图像质量评估指标

DiffSynth-Studio 在 diffsynth.metrics 中提供了一组图像质量评估指标和奖励模型，用于评估生成图像的文本对齐、审美质量、人类偏好和图像分布质量。这些指标的示例代码位于 examples/image_quality_metric/。

安装

在使用本项目进行模型推理和训练前，请先安装 DiffSynth-Studio。

git clone https://github.com/modelscope/DiffSynth-Studio.git
cd DiffSynth-Studio
pip install -e .

更多关于安装的信息，请参考安装依赖。

快速开始

运行以下代码可以快速加载 PickScore，并对一张图像和一段提示词进行评分。默认模型会从 ModelScope 下载到 ./models。

from diffsynth.metrics import PickScoreMetric, ModelConfig
from modelscope import dataset_snapshot_download
from PIL import Image

dataset_snapshot_download(
    "DiffSynth-Studio/diffsynth_example_dataset",
    allow_file_pattern="flux/FLUX.1-dev/*",
    local_dir="./data/diffsynth_example_dataset",
)
image = Image.open("data/diffsynth_example_dataset/flux/FLUX.1-dev/1.jpg").convert("RGB")
prompt = "a dog"
metric = PickScoreMetric.from_pretrained(
    model_config=ModelConfig(model_id="DiffSynth-Studio/ImageMetrics", origin_file_pattern="PickScore/model.safetensors"),
    device="cuda"
)
score = metric.compute(prompt, image)[0]
print(f"PickScore score:: {score:.3f}")

指标总览

指标	输入	输出	示例代码
PickScore	prompt + PIL 图像	偏好分数	code
ImageReward	prompt + PIL 图像	偏好分数	code
HPSv2	prompt + PIL 图像	偏好分数	code
HPSv3	prompt + PIL 图像	偏好分数	code
CLIP Score	prompt + PIL 图像	图文匹配度	code
UnifiedReward 2.0	prompt + PIL 图像	多维度分数	code
Qwen-Image-Bench	prompt + PIL 图像	多级维度分数	code
UnifiedReward Edit	编辑指令 + 源图 + 编辑图	图像编辑质量分数	code
Aesthetic	PIL 图像	美学分数	code
FID	reference 图像目录 + generated 图像目录	分布距离	code

文本-图像对齐与偏好评估

适用指标： PickScore，ImageReward，HPSv2，HPSv3，CLIP Score，UnifiedReward 2.0，Qwen-Image-Bench

这类模型用于评估图像是否遵循提示词以及是否符合人类视觉偏好。
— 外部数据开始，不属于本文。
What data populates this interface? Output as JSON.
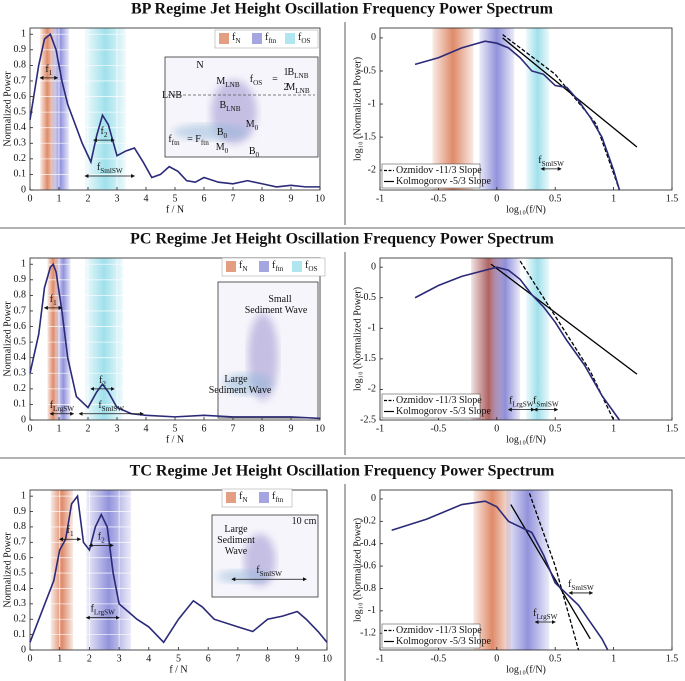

它们必须同时接收 prompt 和 image。

基础打分

score = metric.compute(prompt, image)[0]

批量打分 如果需要评估多张图像，可以直接传入列表：

scores = metric.compute("a cute cat", [image1, image2, image3])

scores = metric.compute(["a cat", "a dog"], [image_cat, image_dog])

其中 prompt 为单个字符串时，会对每张图像使用同一个 prompt。prompt 为字符串列表时，prompt 数量需要和图像数量一致。

多维度图像质量评估

适用指标： UnifiedReward 2.0，Qwen-Image-Bench

这两个指标同样接收 prompt 和 image，但除了主分数外，还会通过 evaluate() 返回更细的评估维度，适合需要分析图文对齐、画面一致性、风格或多级质量维度的场景。

Qwen-Image-Bench

from diffsynth.metrics import ModelConfig, QwenImageBenchMetric

metric = QwenImageBenchMetric.from_pretrained(
    model_config=ModelConfig(
        model_id="Qwen/Qwen-Image-Bench",
        origin_file_pattern="model-*.safetensors",
    ),
    processor_config=ModelConfig(
        model_id="Qwen/Qwen-Image-Bench",
        origin_file_pattern="",
    ),
    device="cuda",
)
details = metric.evaluate(prompt, image)[0]
score = details["total_score"]
print(details["level1_scores"])
print(details["level2_scores"])

如果只需要主分数，也可以调用 metric.compute(prompt, image)。

图像编辑质量评估

适用指标： UnifiedReward Edit

UnifiedReward Edit 用于评估编辑结果是否遵循编辑指令，并衡量是否存在过度编辑。输入通常包括编辑指令、源图和编辑图。它支持三种任务：

edit_pointwise_score：对单个编辑结果打分，输入为 [source_image, edited_image]。
edit_pairwise_rank：比较两个编辑结果并返回胜者，输入为 [source_image, edited_image_1, edited_image_2]。
edit_pairwise_score：分别返回两个编辑结果的分数，输入为 [source_image, edited_image_1, edited_image_2]。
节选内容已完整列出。